The views outside are incredible. Against the blue sky, there are mountains, often with icy peaks. Even though the sun is shining, it’s stone cold. From every angle, Potala is stunning.
There are statues of Future Buddha, who always had to be the biggest one in the temple. There are buddhas of Longevity, scriptures written in gold liquid, pictures of past Dalai Lamas. I see prayer flags, people bowing their heads, some worshipping with their bodies extended on the floor.
A lot of money is offered to the buddhas and also a lot of mandarins. Almost everyone is carrying a thermos: it turns out not to be coffee or tea but butter of di. The people themselves refill the temple candles, and there are hundreds of them. After realizing this, I notice how many flames there are.
I ask Tenzinny why they do this and he tells me that they do it so that wherever they may go after death, there will be light.
He also adds that Potala has more than 1000 rooms of which only 18 are open to the public today.
Some people look at us with curiosity, some kids encourage each other to practice their English and spontaneously greet us “goodmorning!”. Anthony and I look at each other and smile.
We continue our trip with visiting Jokhang Temple and the Barkhor area, which is the oldest shopping street of Lhasa. We can’t resist and buy prayer flags.
We see the same phenomena we saw earlier: people walking around the monastery to purify their sins. We decide to join them for a while.
Dec. 31st: Sera and Drepung Monastery
Both monasteries are learning centers for monks.
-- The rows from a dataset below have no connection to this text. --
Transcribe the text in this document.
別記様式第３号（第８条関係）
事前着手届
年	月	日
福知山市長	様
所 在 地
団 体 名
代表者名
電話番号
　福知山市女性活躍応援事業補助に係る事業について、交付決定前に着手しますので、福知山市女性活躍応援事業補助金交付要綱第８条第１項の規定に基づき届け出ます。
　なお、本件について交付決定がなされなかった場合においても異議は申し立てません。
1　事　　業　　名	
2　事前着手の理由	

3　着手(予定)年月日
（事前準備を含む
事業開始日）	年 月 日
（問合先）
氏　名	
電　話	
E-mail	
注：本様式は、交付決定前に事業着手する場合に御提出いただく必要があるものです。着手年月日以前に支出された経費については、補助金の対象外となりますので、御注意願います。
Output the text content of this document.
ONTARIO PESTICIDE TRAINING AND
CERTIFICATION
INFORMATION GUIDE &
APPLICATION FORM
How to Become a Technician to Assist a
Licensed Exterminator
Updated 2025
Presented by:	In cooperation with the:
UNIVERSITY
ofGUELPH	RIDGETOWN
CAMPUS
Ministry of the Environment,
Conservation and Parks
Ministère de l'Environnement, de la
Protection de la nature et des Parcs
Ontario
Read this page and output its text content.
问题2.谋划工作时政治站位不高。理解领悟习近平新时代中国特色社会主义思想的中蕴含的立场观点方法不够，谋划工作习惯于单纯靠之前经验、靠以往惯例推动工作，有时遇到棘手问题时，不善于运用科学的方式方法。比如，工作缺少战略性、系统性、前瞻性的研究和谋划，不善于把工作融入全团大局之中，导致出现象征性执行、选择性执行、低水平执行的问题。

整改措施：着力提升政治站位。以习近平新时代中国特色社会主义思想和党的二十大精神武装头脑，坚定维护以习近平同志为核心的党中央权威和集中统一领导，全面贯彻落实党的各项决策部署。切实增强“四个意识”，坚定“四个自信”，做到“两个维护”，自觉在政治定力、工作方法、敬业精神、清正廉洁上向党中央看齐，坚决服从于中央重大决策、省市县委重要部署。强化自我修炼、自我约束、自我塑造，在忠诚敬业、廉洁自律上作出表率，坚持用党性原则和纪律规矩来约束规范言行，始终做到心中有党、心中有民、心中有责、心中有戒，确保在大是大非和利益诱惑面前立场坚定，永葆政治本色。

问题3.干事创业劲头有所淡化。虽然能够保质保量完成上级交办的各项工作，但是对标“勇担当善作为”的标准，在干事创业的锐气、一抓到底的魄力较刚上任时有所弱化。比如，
We witnessed a philosophical discussion in the ‘Debating Courtyard’ where they challenge each other on their knowledge of the Holy Scriptures.
At one point in history, Drepung Monastery used to house 10 000 monks. We were very blessed to see and hear monks chant during a ceremony in the assembly hall of Sera, the same way that monks have been doing it in the past hundreds of years. The views are incredible here as well.
As we make our way around the monastery, and monasteries are like villages here, I ask Tenzinny where he has travelled to, but to my surprise, he told me that Tibetans are not allowed to travel. He has never been outside of Tibet.
This broke my heart. Our passports are gold. I can’t imagine that travelling is not a given right but a privilege. I instantly quietly vow to myself to spread more awareness about the beauty of Tibet and to encourage people to visit Tibet; since Tibetans can’t go to the rest of the world, the world owes it to Tibet to come and visit. Tenzinny is not upset; his face is calm and he expresses his hope that one day his daughter might be allowed to travel. I only feel a deep respect.
Before this trip, I wanted to explore Buddhism to prepare and understand the Tibetans’ way of life. If you’re interested, I strongly recommend “The things you can see only when you slow down”. by Haemin Sumin who is a Zen Buddhist teacher. It will be a mindopener (eyeopener just doesn’t cut it.)